Communicating humanitarian needs and impacts in Eastern and Southern Africa

For over a year, swarms of locusts have been ravaging large parts of rural Africa, affecting different countries at different times. Stripping the land of vegetation and destroying crops and food supplies, the highly destructive pest is causing additional severe food insecurity for communities already struggling to recover from drought and flooding, as well as coping with COVID-19.

Since April, MapAction has been working with Oxfam and its network of local civil society partners in Eastern and Southern Africa to help improve visibility of the work the partners are doing and improve communication flows between them, even during COVID lockdowns. This in turn is helping them to protect people’s food security, livelihoods and access to water, sanitation and hygiene (WASH) services as this complex and many-layered crisis evolves.

As well as mapping who is doing what and where to help, we have also been creating map templates and training people locally so that they can update and refresh the maps on an ongoing basis. This means that Oxfam’s partners can alert each other of threats such as locust swarms migrating into new areas.

In Somalia we have been assisting teams working on food security, livelihoods, WASH and protection by helping to triangulate information about locust infestations and areas affected by COVID. In Southern Africa, we have been helping Oxfam and its civil society partners set up and then maintain situational awareness of locusts and other threats to food security across the region.

One Oxfam project MapAction has been supporting involves mapping water ATMs – machines that allow water to be automatically dispensed when a customer places his or her token or card against an electronic reader, which regulates flow at a dispensing point. A chip within the token or card contains information about the amount of water the user has already paid for and water credits are deducted each time water is dispensed.  The water ATMs are important points in areas such as informal settlements, ensuring access to safe, low-cost drinking water which is key in protecting people against water-borne diseases. Initially covering informal settlements around Nairobi, MapAction’s involvement has now extended to mapping ATMs in other areas.

People filling up water bottles at a water ATM in Kenya

Irene Gai, WASH strategist at Oxfam, said, “Sharing where work has been done is helping to avoid duplication of interventions, thereby saving resources that can be channelled to other needy areas. By having the maps shared with other WASH-sector agencies, they can target their own resources for similar initiatives in other places than where Oxfam has already supported.”

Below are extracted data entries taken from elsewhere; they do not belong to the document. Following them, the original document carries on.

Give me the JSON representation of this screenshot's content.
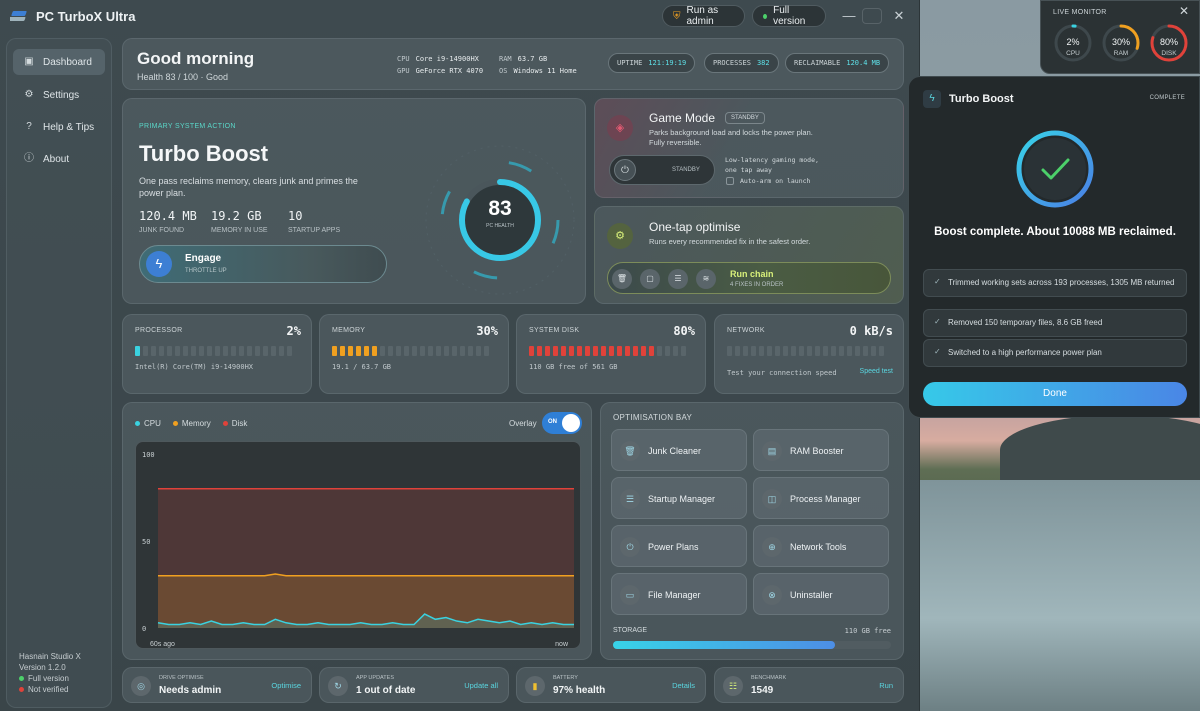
{
  "app": {
    "title": "PC TurboX Ultra",
    "run_admin": "Run as admin",
    "full_version": "Full version",
    "min": "—",
    "max": "☐",
    "close": "✕"
  },
  "sidebar": {
    "items": [
      {
        "label": "Dashboard",
        "icon": "dashboard-icon"
      },
      {
        "label": "Settings",
        "icon": "gear-icon"
      },
      {
        "label": "Help & Tips",
        "icon": "help-icon"
      },
      {
        "label": "About",
        "icon": "info-icon"
      }
    ],
    "studio": "Hasnain Studio X",
    "version": "Version 1.2.0",
    "license": "Full version",
    "verified": "Not verified"
  },
  "header": {
    "greeting": "Good morning",
    "health_line": "Health 83 / 100 · Good",
    "cpu_label": "CPU",
    "cpu": "Core i9-14900HX",
    "gpu_label": "GPU",
    "gpu": "GeForce RTX 4070",
    "ram_label": "RAM",
    "ram": "63.7 GB",
    "os_label": "OS",
    "os": "Windows 11 Home",
    "uptime_label": "UPTIME",
    "uptime": "121:19:19",
    "processes_label": "PROCESSES",
    "processes": "382",
    "reclaimable_label": "RECLAIMABLE",
    "reclaimable": "120.4 MB"
  },
  "turbo": {
    "eyebrow": "PRIMARY SYSTEM ACTION",
    "title": "Turbo Boost",
    "desc": "One pass reclaims memory, clears junk and primes the power plan.",
    "stats": [
      {
        "value": "120.4 MB",
        "label": "JUNK FOUND"
      },
      {
        "value": "19.2 GB",
        "label": "MEMORY IN USE"
      },
      {
        "value": "10",
        "label": "STARTUP APPS"
      }
    ],
    "engage": "Engage",
    "engage_sub": "THROTTLE UP",
    "health": "83",
    "health_label": "PC HEALTH",
    "health_fraction": 0.83
  },
  "game_mode": {
    "title": "Game Mode",
    "badge": "STANDBY",
    "desc": "Parks background load and locks the power plan. Fully reversible.",
    "toggle": "STANDBY",
    "note": "Low-latency gaming mode, one tap away",
    "auto_arm": "Auto-arm on launch"
  },
  "one_tap": {
    "title": "One-tap optimise",
    "desc": "Runs every recommended fix in the safest order.",
    "run": "Run chain",
    "fixes": "4 FIXES IN ORDER"
  },
  "metrics": [
    {
      "title": "PROCESSOR",
      "value": "2%",
      "sub": "Intel(R) Core(TM) i9-14900HX",
      "level": 0.02,
      "color": "#3ad2e0"
    },
    {
      "title": "MEMORY",
      "value": "30%",
      "sub": "19.1 / 63.7 GB",
      "level": 0.3,
      "color": "#f0a020"
    },
    {
      "title": "SYSTEM DISK",
      "value": "80%",
      "sub": "110 GB free of 561 GB",
      "level": 0.8,
      "color": "#e0423a"
    },
    {
      "title": "NETWORK",
      "value": "0 kB/s",
      "sub": "Test your connection speed",
      "link": "Speed test",
      "level": 0,
      "color": "#59656a"
    }
  ],
  "chart_panel": {
    "legend": [
      {
        "name": "CPU",
        "color": "#3ad2e0"
      },
      {
        "name": "Memory",
        "color": "#f0a020"
      },
      {
        "name": "Disk",
        "color": "#e0423a"
      }
    ],
    "overlay": "Overlay",
    "overlay_state": "ON"
  },
  "chart_data": {
    "type": "line",
    "ylim": [
      0,
      100
    ],
    "yticks": [
      "100",
      "50",
      "0"
    ],
    "xlabels": [
      "60s ago",
      "now"
    ],
    "series": [
      {
        "name": "Disk",
        "color": "#e0423a",
        "values": [
          80,
          80,
          80,
          80,
          80,
          80,
          80,
          80,
          80,
          80,
          80,
          80,
          80,
          80,
          80,
          80,
          80,
          80,
          80,
          80,
          80,
          80,
          80,
          80,
          80,
          80,
          80,
          80,
          80,
          80,
          80,
          80,
          80,
          80,
          80,
          80,
          80,
          80,
          80,
          80
        ]
      },
      {
        "name": "Memory",
        "color": "#f0a020",
        "values": [
          30,
          30,
          30,
          30,
          30,
          30,
          30,
          30,
          30,
          30,
          30,
          31,
          30,
          30,
          30,
          30,
          30,
          30,
          30,
          30,
          30,
          30,
          30,
          30,
          30,
          30,
          30,
          30,
          30,
          30,
          30,
          30,
          30,
          30,
          30,
          30,
          30,
          30,
          30,
          30
        ]
      },
      {
        "name": "CPU",
        "color": "#3ad2e0",
        "values": [
          3,
          2,
          2,
          3,
          2,
          4,
          2,
          2,
          3,
          2,
          2,
          5,
          3,
          2,
          2,
          3,
          2,
          2,
          2,
          3,
          2,
          2,
          3,
          2,
          2,
          8,
          5,
          6,
          4,
          3,
          5,
          4,
          3,
          4,
          2,
          3,
          2,
          3,
          2,
          2
        ]
      }
    ]
  },
  "bay": {
    "title": "OPTIMISATION BAY",
    "tools": [
      {
        "label": "Junk Cleaner",
        "icon": "trash-icon"
      },
      {
        "label": "RAM Booster",
        "icon": "memory-icon"
      },
      {
        "label": "Startup Manager",
        "icon": "list-icon"
      },
      {
        "label": "Process Manager",
        "icon": "process-icon"
      },
      {
        "label": "Power Plans",
        "icon": "power-icon"
      },
      {
        "label": "Network Tools",
        "icon": "network-icon"
      },
      {
        "label": "File Manager",
        "icon": "folder-icon"
      },
      {
        "label": "Uninstaller",
        "icon": "uninstall-icon"
      }
    ],
    "storage_label": "STORAGE",
    "storage_free": "110 GB free",
    "storage_used_fraction": 0.8
  },
  "quick": [
    {
      "label": "DRIVE OPTIMISE",
      "value": "Needs admin",
      "action": "Optimise",
      "icon": "drive-icon"
    },
    {
      "label": "APP UPDATES",
      "value": "1 out of date",
      "action": "Update all",
      "icon": "update-icon"
    },
    {
      "label": "BATTERY",
      "value": "97% health",
      "action": "Details",
      "icon": "battery-icon"
    },
    {
      "label": "BENCHMARK",
      "value": "1549",
      "action": "Run",
      "icon": "benchmark-icon"
    }
  ],
  "live": {
    "title": "LIVE MONITOR",
    "close": "✕",
    "rings": [
      {
        "value": "2%",
        "label": "CPU",
        "fraction": 0.02,
        "color": "#3ad2e0"
      },
      {
        "value": "30%",
        "label": "RAM",
        "fraction": 0.3,
        "color": "#f0a020"
      },
      {
        "value": "80%",
        "label": "DISK",
        "fraction": 0.8,
        "color": "#e0423a"
      }
    ]
  },
  "dialog": {
    "title": "Turbo Boost",
    "status": "COMPLETE",
    "message": "Boost complete. About 10088 MB reclaimed.",
    "results": [
      "Trimmed working sets across 193 processes, 1305 MB returned",
      "Removed 150 temporary files, 8.6 GB freed",
      "Switched to a high performance power plan"
    ],
    "done": "Done"
  }
}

During the course of the work in East Africa, the MapAction team created our first automatically-generated maps, testing out this new approach which is part of our ambitious Moonshot programme. Among other things, this enables us to produce the best reference and baseline maps possible in almost no time at all, freeing up team time to focus on the specifics of the situation at hand.

German Humanitarian Assistance logo

Initially supporting Oxfam’s partners’ work in Kenya and Somalia, MapAction personnel are now also helping in Zimbabwe and Zambia, with scope to roll out to Malawi, Mozambique, Namibia, Angola, South Africa and Botswana. Additional projects in other countries may also take place.

We’re grateful to the German Federal Foreign Office for funding this work.

New partnership with German Federal Foreign Office

MapAction has formed a new partnership with the German Federal Foreign Office (GFFO) Humanitarian Assistance to help improve the use of technology and data in humanitarian decision making.

As part of the broad-ranging programme, MapAction is working on greatly reducing the time and effort required to create maps and data products needed in many emergencies, by automating repeat processes. It is also extending its capacity to have specialist personnel in emergency situations for longer periods to support information management and decision-making processes, and placing a data scientist in the Centre for Humanitarian Data in The Hague to facilitate knowledge sharing.

MapAction Chief Executive Liz Hughes said, “This is an exciting programme which will help to keep us at the vanguard of humanitarian response missions, but also, vitally, to overhaul our technical offer. This will enable us to continue to help ensure the best possible outcomes for people affected by disasters and humanitarian emergencies. We are very pleased to be working with GFFO and looking forward very much to getting stuck in to this important work together.”

Responding to floods in Lao PDR

At the end of August and beginning of September, Tropical Storm PODUL and Tropical Depression KAJIKI caused heavy rain in the Lao People’s Democratic Republic. This resulted in flooding in six provinces in the southern part of the country. 1,658 villages across 47 Districts have been affected.

A MapAction volunteer is currently working in the Association of Southeast Asian Nations (ASEAN) Emergency Operations Centre in Jakarta to support our partner the AHA CENTRE as they assist the response. He is supporting the Emergency Response Assessment Team by mapping the evolving situation on the ground, conducting geospatial analysis to compare with 2018 flash flooding in the region, and helping to identify gaps in coverage to help get aid where it’s most needed. This also involves establishing information management and GIS systems and templates for Lao that will be useful beyond the current emergency.

We’re very grateful to the German Federal Foreign Office for supporting this work.